Study Finds OpenAI’s Popular Transcription Tool ‘Whisper’ Hallucinates Text
A recent multi-institutional study carried out by U.S. researchers has found that Whisper, a widely known transcription tool powered by OpenAI (CA, U.S.), is potentially putting patients at risk by transcribing medical information that was never said.
According to the study, published in the ACM Digital Library, Whisper “hallucinated” -invented words and sentences that were never said- in around 1% of its transcriptions. The tool occasionally created harmful content, including racially offensive and violent statements and naming non-existing medications.
Whisper: The Go-To Transcription Tool
Whisper AI is an automatic speech recognition system built by ChatGPT’s developer OpenAI, designed to convert spoken language into written content in different languages.
Incorporated into specific versions of ChatGPT and embedded within the cloud computing platforms of Oracle and Microsoft, Whisper is one of the most widely used voice recognition models today. According to the public AI platform HuggingFace (NY, U.S.), the system surpassed 4 million downloads last month.
Moreover, Whisper is also being widely used in a medical context. AI tool developer Nabla (Paris, France) has incorporated Whisper into its tools for medical transcribing. Despite Open AI’s warnings against using Whisper in “high-risk domains”, Nabla reported that more than 30,000 clinicians and 40 medical organizations rely on the technology to transcribe patient visits.
The Study’s Concerning Findings
The U.S. multi-institutional study found that roughly 1% of the transcriptions Whisper generated contained “hallucinations”, which are patterns in the system that lead to inaccurate or invented results.
Researchers noted that Whisper “made up” sections of text or even entire sentences. One example of this took place when a speaker said “He, the boy, was going to, I’m not sure exactly, take the umbrella.”, and Whisper added, “He took a big piece of a cross, a teeny, small piece … I’m sure he didn’t have a terror knife so he killed a number of people.”
In another case, when a speaker described “two girls and one lady”, the system said “two other girls and one lady, um, which were Black.” And thirdly, Whisper invented a fictional medication called “hyperactivated antibiotics”. Researchers determined that 38% of hallucinations include explicit harm.

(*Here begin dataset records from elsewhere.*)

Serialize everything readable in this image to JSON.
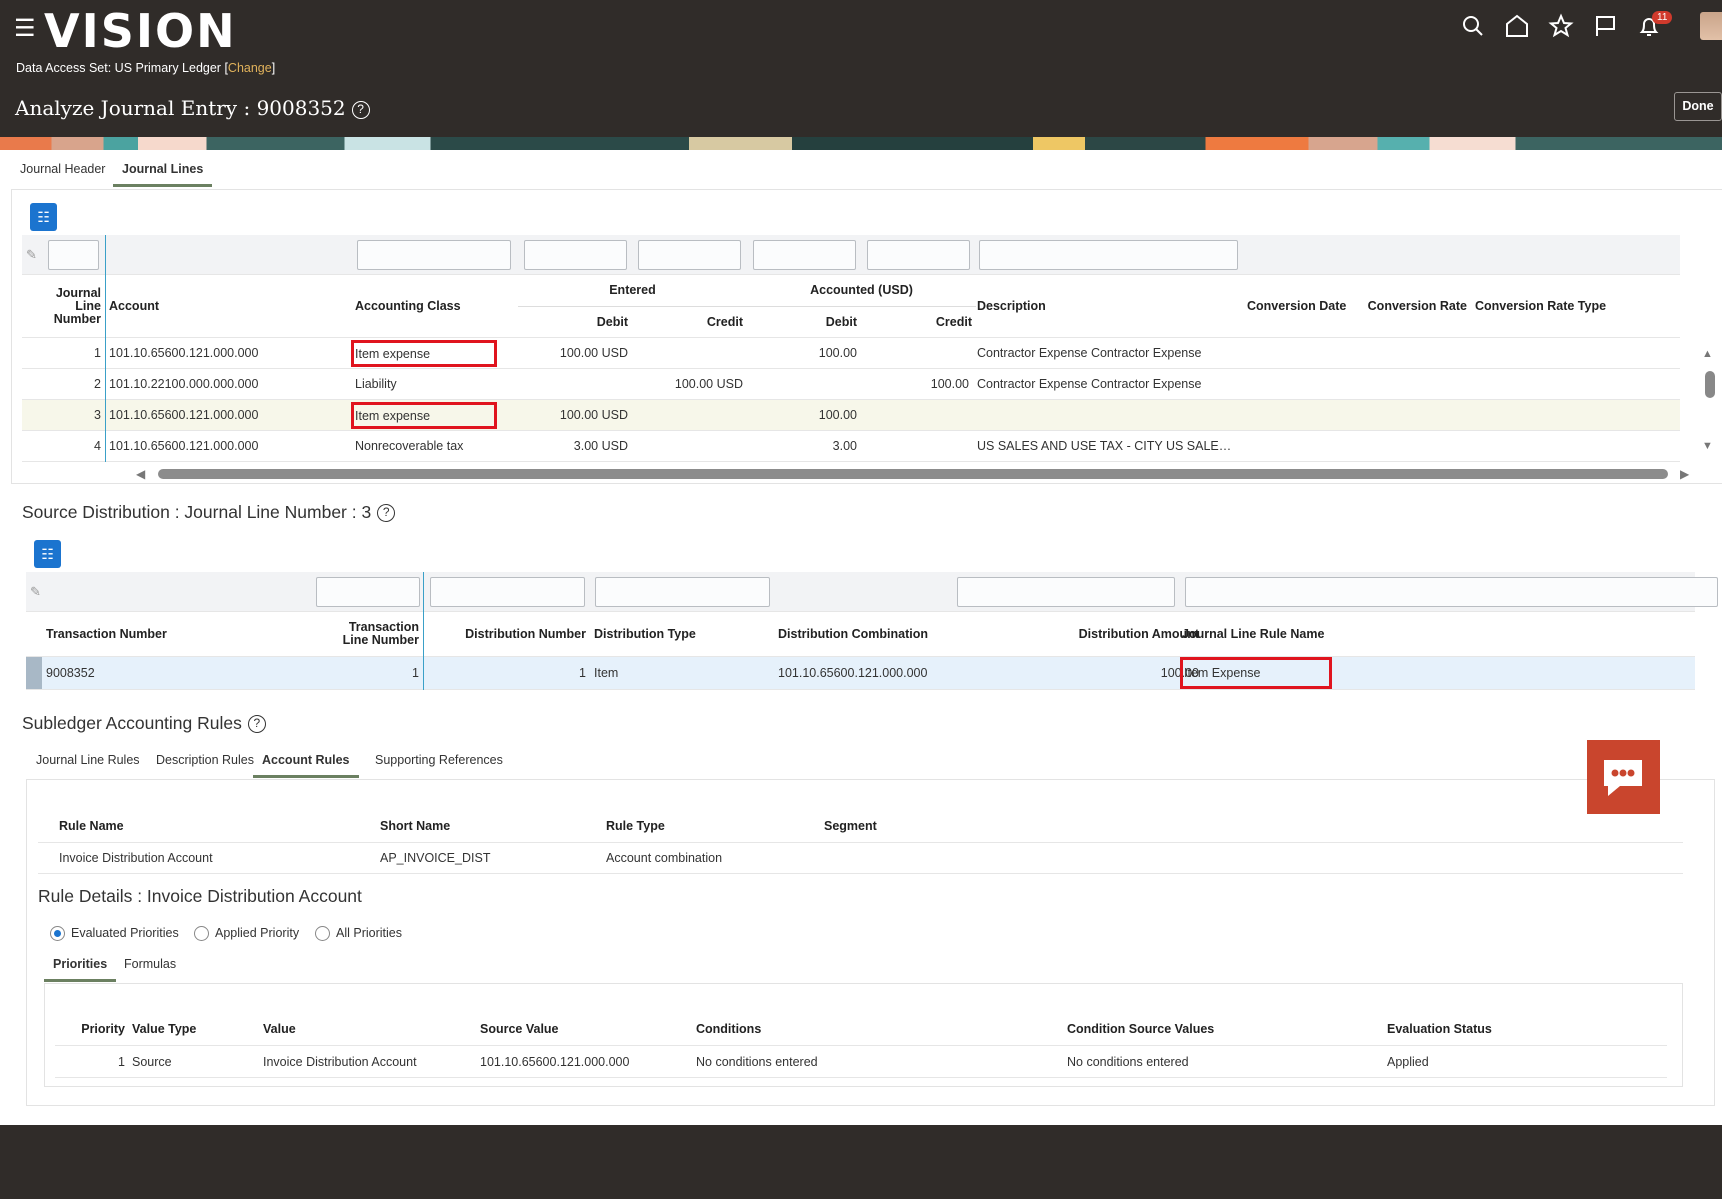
{
  "header": {
    "logo": "VISION",
    "data_access_label": "Data Access Set:",
    "data_access_value": "US Primary Ledger",
    "change_link": "Change",
    "title": "Analyze Journal Entry : 9008352",
    "help": "?",
    "notifications_count": "11",
    "done_label": "Done",
    "icons": [
      "menu-icon",
      "search-icon",
      "home-icon",
      "star-icon",
      "flag-icon",
      "bell-icon"
    ]
  },
  "tabs": [
    {
      "label": "Journal Header",
      "active": false
    },
    {
      "label": "Journal Lines",
      "active": true
    }
  ],
  "journal_lines": {
    "columns": {
      "line": "Journal Line Number",
      "account": "Account",
      "accounting_class": "Accounting Class",
      "entered": "Entered",
      "accounted": "Accounted (USD)",
      "debit": "Debit",
      "credit": "Credit",
      "description": "Description",
      "conversion_date": "Conversion Date",
      "conversion_rate": "Conversion Rate",
      "conversion_rate_type": "Conversion Rate Type"
    },
    "rows": [
      {
        "line": "1",
        "account": "101.10.65600.121.000.000",
        "accounting_class": "Item expense",
        "entered_debit": "100.00 USD",
        "entered_credit": "",
        "accounted_debit": "100.00",
        "accounted_credit": "",
        "description": "Contractor Expense Contractor Expense",
        "highlighted": true,
        "selected": false
      },
      {
        "line": "2",
        "account": "101.10.22100.000.000.000",
        "accounting_class": "Liability",
        "entered_debit": "",
        "entered_credit": "100.00 USD",
        "accounted_debit": "",
        "accounted_credit": "100.00",
        "description": "Contractor Expense Contractor Expense",
        "highlighted": false,
        "selected": false
      },
      {
        "line": "3",
        "account": "101.10.65600.121.000.000",
        "accounting_class": "Item expense",
        "entered_debit": "100.00 USD",
        "entered_credit": "",
        "accounted_debit": "100.00",
        "accounted_credit": "",
        "description": "",
        "highlighted": true,
        "selected": true
      },
      {
        "line": "4",
        "account": "101.10.65600.121.000.000",
        "accounting_class": "Nonrecoverable tax",
        "entered_debit": "3.00 USD",
        "entered_credit": "",
        "accounted_debit": "3.00",
        "accounted_credit": "",
        "description": "US SALES AND USE TAX - CITY US SALE…",
        "highlighted": false,
        "selected": false
      }
    ]
  },
  "source_distribution": {
    "title": "Source Distribution : Journal Line Number : 3",
    "columns": {
      "txn_number": "Transaction Number",
      "txn_line": "Transaction Line Number",
      "dist_number": "Distribution Number",
      "dist_type": "Distribution Type",
      "dist_comb": "Distribution Combination",
      "dist_amount": "Distribution Amount",
      "rule_name": "Journal Line Rule Name"
    },
    "rows": [
      {
        "txn_number": "9008352",
        "txn_line": "1",
        "dist_number": "1",
        "dist_type": "Item",
        "dist_comb": "101.10.65600.121.000.000",
        "dist_amount": "100.00",
        "rule_name": "Item Expense"
      }
    ]
  },
  "subledger": {
    "title": "Subledger Accounting Rules",
    "tabs": [
      {
        "label": "Journal Line Rules",
        "active": false
      },
      {
        "label": "Description Rules",
        "active": false
      },
      {
        "label": "Account Rules",
        "active": true
      },
      {
        "label": "Supporting References",
        "active": false
      }
    ],
    "rules_columns": {
      "rule_name": "Rule Name",
      "short_name": "Short Name",
      "rule_type": "Rule Type",
      "segment": "Segment"
    },
    "rules_rows": [
      {
        "rule_name": "Invoice Distribution Account",
        "short_name": "AP_INVOICE_DIST",
        "rule_type": "Account combination",
        "segment": ""
      }
    ],
    "details_title": "Rule Details : Invoice Distribution Account",
    "radios": [
      {
        "label": "Evaluated Priorities",
        "selected": true
      },
      {
        "label": "Applied Priority",
        "selected": false
      },
      {
        "label": "All Priorities",
        "selected": false
      }
    ],
    "detail_tabs": [
      {
        "label": "Priorities",
        "active": true
      },
      {
        "label": "Formulas",
        "active": false
      }
    ],
    "priority_columns": {
      "priority": "Priority",
      "value_type": "Value Type",
      "value": "Value",
      "source_value": "Source Value",
      "conditions": "Conditions",
      "condition_source_values": "Condition Source Values",
      "evaluation_status": "Evaluation Status"
    },
    "priority_rows": [
      {
        "priority": "1",
        "value_type": "Source",
        "value": "Invoice Distribution Account",
        "source_value": "101.10.65600.121.000.000",
        "conditions": "No conditions entered",
        "condition_source_values": "No conditions entered",
        "evaluation_status": "Applied"
      }
    ]
  },
  "colors": {
    "header_bg": "#302c29",
    "accent": "#1b74cf",
    "highlight": "#e0141e",
    "selected_row": "#f7f7ea",
    "active_row": "#e6f1fb",
    "chat": "#c9452d"
  }
}
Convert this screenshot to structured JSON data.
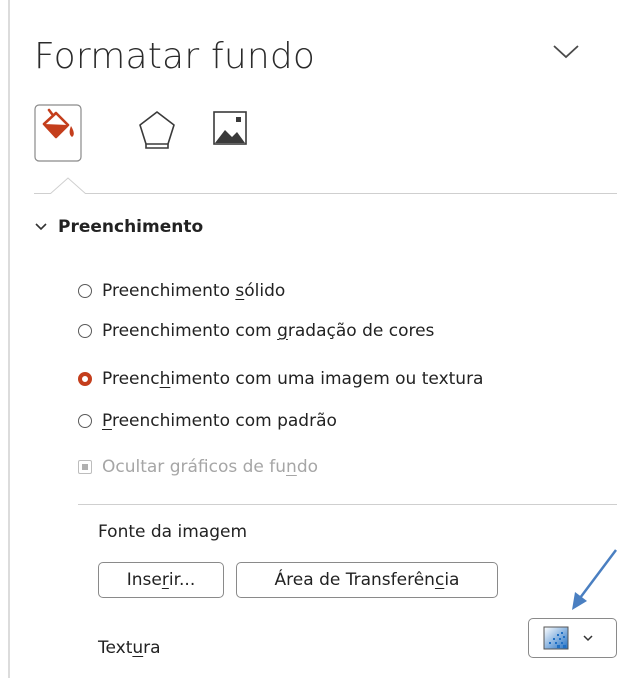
{
  "panel": {
    "title": "Formatar fundo"
  },
  "icons": {
    "collapse": "chevron-down-icon",
    "fill_tab": "paint-bucket-icon",
    "shape_tab": "pentagon-icon",
    "image_tab": "picture-icon"
  },
  "section": {
    "title": "Preenchimento",
    "options": [
      {
        "pre": "Preenchimento ",
        "key": "s",
        "post": "ólido",
        "checked": false
      },
      {
        "pre": "Preenchimento com ",
        "key": "g",
        "post": "radação de cores",
        "checked": false
      },
      {
        "pre": "Preenc",
        "key": "h",
        "post": "imento com uma imagem ou textura",
        "checked": true
      },
      {
        "pre": "",
        "key": "P",
        "post": "reenchimento com padrão",
        "checked": false
      }
    ],
    "hide_bg": {
      "pre": "Ocultar gráficos de fu",
      "key": "n",
      "post": "do",
      "enabled": false
    }
  },
  "image_source": {
    "label": "Fonte da imagem",
    "insert": {
      "pre": "Inse",
      "key": "r",
      "post": "ir..."
    },
    "clipboard": {
      "pre": "Área de Transferên",
      "key": "c",
      "post": "ia"
    }
  },
  "texture": {
    "label_pre": "Text",
    "label_key": "u",
    "label_post": "ra"
  },
  "colors": {
    "accent": "#c43e1c",
    "annotation_arrow": "#4a7fc1"
  }
}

The Mankato Clinic in Minnesota and Children’s Hospital Los Angeles are among the 40 health systems that use a Whisper AI copilot service from medical tech company Nabla.
Nabla’s chief technology officer Martin Raison reportedly said that “it’s impossible to compare Nabla’s AI-generated transcript to the original recording because Nabla’s tool erases the original audio for data safety reasons.”
This creates more problems as doctors cannot verify accuracy against the original material.
Moreover, according to an AP report, a researcher from the University of Michigan also discovered hallucinations in 8 out of 10 Whisper audio transcriptions. Meanwhile, another machine learning engineer found hallucinations in about half of over 100 hours of the transcriptions reviewed. Additionally, a third developer detected hallucinations in nearly all of the 26,000 transcripts examined.
Another study found that other transcription tools seem to also be prone to generate inaccurate written text and Google’s AI Overviews were under scrutiny after the system suggested using glue to prevent cheese from slipping off pizza.
Why do AI Tools Hallucinate?
It all goes back to the training. Hallucinations are most associated with large language models (LLMs) and are usually the result of using a small dataset to train the LLM. This leads to insufficient training data or the presence of biases in the training data.
LLM models, like Whisper are built on what’s known as a transformer architecture, which processes tokens and predicts the next token in a sequence. For Whisper, the input is tokenized audio data, and its output is a prediction of what is most likely; not necessarily what is most accurate. Therefore, if Whisper isn’t given sufficient data to make an accurate decision, it will revert to what it already knows from its training data and that might not be correct at all.
What to Expect
According to AP, although OpenAI stated that Whisper “approaches human level robustness and accuracy”, a company spokesperson said that it is consistently working to minimize hallucinations and values the researchers’ findings. It was noted that OpenAI integrates feedback into its model updates. Additionally, Nabla acknowledges the hallucination concerns and is reportedly taking steps to resolve them.
Despite recent advice to use Whisper with caution, continuing to rely on these types of technologies to speed up medical transcription procedures could potentially endanger the health of patients.
This situation reflects a broader sense of uncertainty in the application of AI in healthcare. While AI has shown the potential to advance different areas of healthcare, including breast cancer detection and drug design, there are significant concerns regarding the lack of regulations, device reliability, inherent biases, and patient data breaches that are preventing AI from becoming a reliable tool to enhance modern patient care. Therefore, further efforts must focus on addressing these issues to leverage the full potential of these technologies and enhance human-driven medicine while ensuring patients’ needs are safeguarded.